Clarification (added July 12th as a result of discussion on Facebook): When I wrote “focused on earning to give as a marketing strategy” I meant that, when doing marketing, we would (i) often illustrate 80,000 Hours’ advice by talking about how we thought earning to give was a good option for graduates to consider, often comparing it with charity work; (ii) wouldn’t push back against journalists if they wanted to focus on earning to give. An article I wrote for Oxford Philosophy in 2012 is pretty representative: I lead with the general idea of taking influential positions, then compare earning to give with charity work, then mention politics and research only more briefly. We didn’t ever pretend for the purposes of marketing that we were exclusively interested in earning to give.

I do regret the way I presented earning to give in relation to 80,000 Hours in the early days. I hadn’t appreciated how sticky an idea it would be relative to 80,000 Hours’ other ideas, nor how often people would conflate 80,000 Hours with ‘earning to give promotion’. I certainly hadn’t appreciated that we’d have to actively push journalists (etc) away from leading with earning to give in order to give the public an accurate representation of our views.

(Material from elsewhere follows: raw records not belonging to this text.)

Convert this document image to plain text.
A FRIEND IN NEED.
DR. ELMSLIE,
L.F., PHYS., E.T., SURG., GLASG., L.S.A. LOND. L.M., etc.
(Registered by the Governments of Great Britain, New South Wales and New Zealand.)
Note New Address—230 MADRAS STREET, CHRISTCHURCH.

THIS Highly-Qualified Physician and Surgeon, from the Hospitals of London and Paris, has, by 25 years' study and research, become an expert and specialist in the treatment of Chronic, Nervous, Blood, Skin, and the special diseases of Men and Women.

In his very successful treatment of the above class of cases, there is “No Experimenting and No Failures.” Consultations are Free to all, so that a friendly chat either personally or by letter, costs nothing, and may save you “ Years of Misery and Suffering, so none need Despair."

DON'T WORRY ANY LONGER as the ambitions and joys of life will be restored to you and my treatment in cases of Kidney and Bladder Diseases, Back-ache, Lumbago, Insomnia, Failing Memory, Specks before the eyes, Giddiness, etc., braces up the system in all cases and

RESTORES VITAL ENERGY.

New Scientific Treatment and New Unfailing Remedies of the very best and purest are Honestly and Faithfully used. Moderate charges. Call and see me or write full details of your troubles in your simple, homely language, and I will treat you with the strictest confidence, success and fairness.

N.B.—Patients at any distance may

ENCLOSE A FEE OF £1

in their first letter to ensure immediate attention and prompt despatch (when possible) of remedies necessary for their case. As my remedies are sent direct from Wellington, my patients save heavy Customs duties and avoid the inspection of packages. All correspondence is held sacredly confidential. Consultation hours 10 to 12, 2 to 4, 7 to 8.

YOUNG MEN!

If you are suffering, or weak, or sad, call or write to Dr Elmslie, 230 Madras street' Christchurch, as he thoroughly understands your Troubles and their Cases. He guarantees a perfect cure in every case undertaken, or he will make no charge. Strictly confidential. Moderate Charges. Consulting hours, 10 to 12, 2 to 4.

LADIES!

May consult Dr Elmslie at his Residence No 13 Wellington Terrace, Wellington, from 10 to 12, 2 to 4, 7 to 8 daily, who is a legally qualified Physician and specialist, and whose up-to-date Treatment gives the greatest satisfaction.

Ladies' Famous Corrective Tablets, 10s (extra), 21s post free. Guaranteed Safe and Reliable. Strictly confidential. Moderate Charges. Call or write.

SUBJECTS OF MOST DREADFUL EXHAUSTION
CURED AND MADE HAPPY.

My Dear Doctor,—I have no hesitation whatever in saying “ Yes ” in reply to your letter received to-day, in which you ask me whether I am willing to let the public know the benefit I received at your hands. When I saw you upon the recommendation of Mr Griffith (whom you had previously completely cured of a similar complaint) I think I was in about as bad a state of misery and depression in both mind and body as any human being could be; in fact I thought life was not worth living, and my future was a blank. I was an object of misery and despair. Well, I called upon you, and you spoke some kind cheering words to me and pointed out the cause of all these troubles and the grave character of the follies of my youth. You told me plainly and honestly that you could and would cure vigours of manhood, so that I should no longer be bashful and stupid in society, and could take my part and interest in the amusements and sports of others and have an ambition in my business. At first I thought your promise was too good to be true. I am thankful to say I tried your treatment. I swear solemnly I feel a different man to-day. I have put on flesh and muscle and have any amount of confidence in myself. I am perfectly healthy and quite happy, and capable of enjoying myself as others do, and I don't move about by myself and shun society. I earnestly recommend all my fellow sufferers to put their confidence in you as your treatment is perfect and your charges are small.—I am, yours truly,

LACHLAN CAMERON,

But – to be clear – we weren’t deliberately setting out to mislead people; my regret is that I wish I’d understood better the way in which ideas spread and stick.

An additional point of clarification concerns whether ‘earning to give’ is too heavily weighted within the effective altruism community vs whether it’s too heavily weighted by the general public. Even though we think that earning to give might on average currently be rated too highly as an option within the effective altruism community (for people who’d be happy doing other things), we still believe that, in general, outside of the effective altruism community, far too few altruistic people think about earning to give as a serious career option.